Kaiser, Don't Deny
Patients need access to timely and consistent mental health services
Mental health clinicians tell Kaiser they don’t have staff to provide clinically-appropriate carePublished Wednesday, September 1, 2021
Demand for behavioral health care is surging during COVID-19, and the psychologists, therapists and social workers at Kaiser Permanente are warning that their patients are being forced to wait far longer than is clinically appropriate between therapy appointments.
Since November, the clinicians have been writing letters to management spelling out the challenges they face providing timely, appropriate care to their patients, yet Kaiser has failed to address their concerns as wait times continue to grow. Here is an excerpt from a letter to management written by Kaiser mental health clinicians in the Diablo Service Area outside of San Francisco.
“Given the incredible increase we have seen in both demand for services and severity of symptoms in our patients, as well as the exodus of clinicians who can no longer survive in these working conditions, it is currently not possible for us to provide treatment in line with the Standards of Care of our profession. In our respective clinics in Antioch, Pleasanton, and Walnut Creek, our Generalists see patients for an assessment, and this is currently followed by a five to nine week or longer wait until we can provide an individual return appointment. While group treatment, without concurrent individual treatment, is not an appropriate or acceptable level of care for most patients, we are currently experiencing group sizes that are so large and group waitlists that are so long, that we cannot even offer these group services to our patients…”
In response to this letter and others sent from clinicians in different service areas, Kaiser has sent unsigned response letters that offer clinicians no opportunity to continue the conversation.
Not only did Kaiser’s response fail to address the concerns raised by clinicians, it repeated Kaiser’s distorted claim that more than 90 percent of mental health patients are booked for a new appointment “within the timeframe identified by the treatment plan.”
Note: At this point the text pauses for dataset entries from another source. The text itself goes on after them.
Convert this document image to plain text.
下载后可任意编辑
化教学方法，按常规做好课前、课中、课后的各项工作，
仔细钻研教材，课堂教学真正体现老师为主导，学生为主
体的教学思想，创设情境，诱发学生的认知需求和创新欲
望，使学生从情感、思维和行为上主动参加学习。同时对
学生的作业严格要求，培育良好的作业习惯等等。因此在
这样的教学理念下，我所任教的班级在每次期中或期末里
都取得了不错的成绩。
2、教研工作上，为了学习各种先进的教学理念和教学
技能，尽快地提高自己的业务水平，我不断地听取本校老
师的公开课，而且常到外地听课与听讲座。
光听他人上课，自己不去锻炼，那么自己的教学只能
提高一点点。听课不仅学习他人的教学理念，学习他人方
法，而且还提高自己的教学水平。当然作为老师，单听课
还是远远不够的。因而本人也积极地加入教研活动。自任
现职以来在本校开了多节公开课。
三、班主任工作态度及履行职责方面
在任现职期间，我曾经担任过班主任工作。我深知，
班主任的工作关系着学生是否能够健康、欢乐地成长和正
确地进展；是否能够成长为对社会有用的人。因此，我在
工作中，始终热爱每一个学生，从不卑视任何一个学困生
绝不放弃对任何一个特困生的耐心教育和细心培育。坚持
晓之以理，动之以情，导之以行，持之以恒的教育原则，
This ignores the fact that Kaiser officials threatened clinicians to stop a concerted effort last year to document when their patients could not receive appointments within an appropriate time interval. In an email on February 12, 2020, a Kaiser manager in Orange County wrote to clinicians:
“Recently there has been a new position taken or encouraged as to how NUHW clinicians document follow-up care that falls outside of the clinical recommendation, and it’s my understanding that this documentation is being captured in the patient’s medical record.”
The email continued:
“Per KP legal, ‘…our position was (and should remain) that this is inappropriate information for the patient’s chart. We should consistently encourage them to escalate any case in which they are unable to schedule a return appointment within the time they believe the patient needs to be seen, and we should make every effort to get the patient in (unless it’s clear the request is not warranted, in which case we should be very clear about why the request is not warranted).’”
While the manager asked the clinicians to follow up with him about any patients who needed more immediate care, when appointment wait times already far exceed clinically-appropriate standards, it’s impossible for clinicians to expedite care for the vast majority of their patients who need it.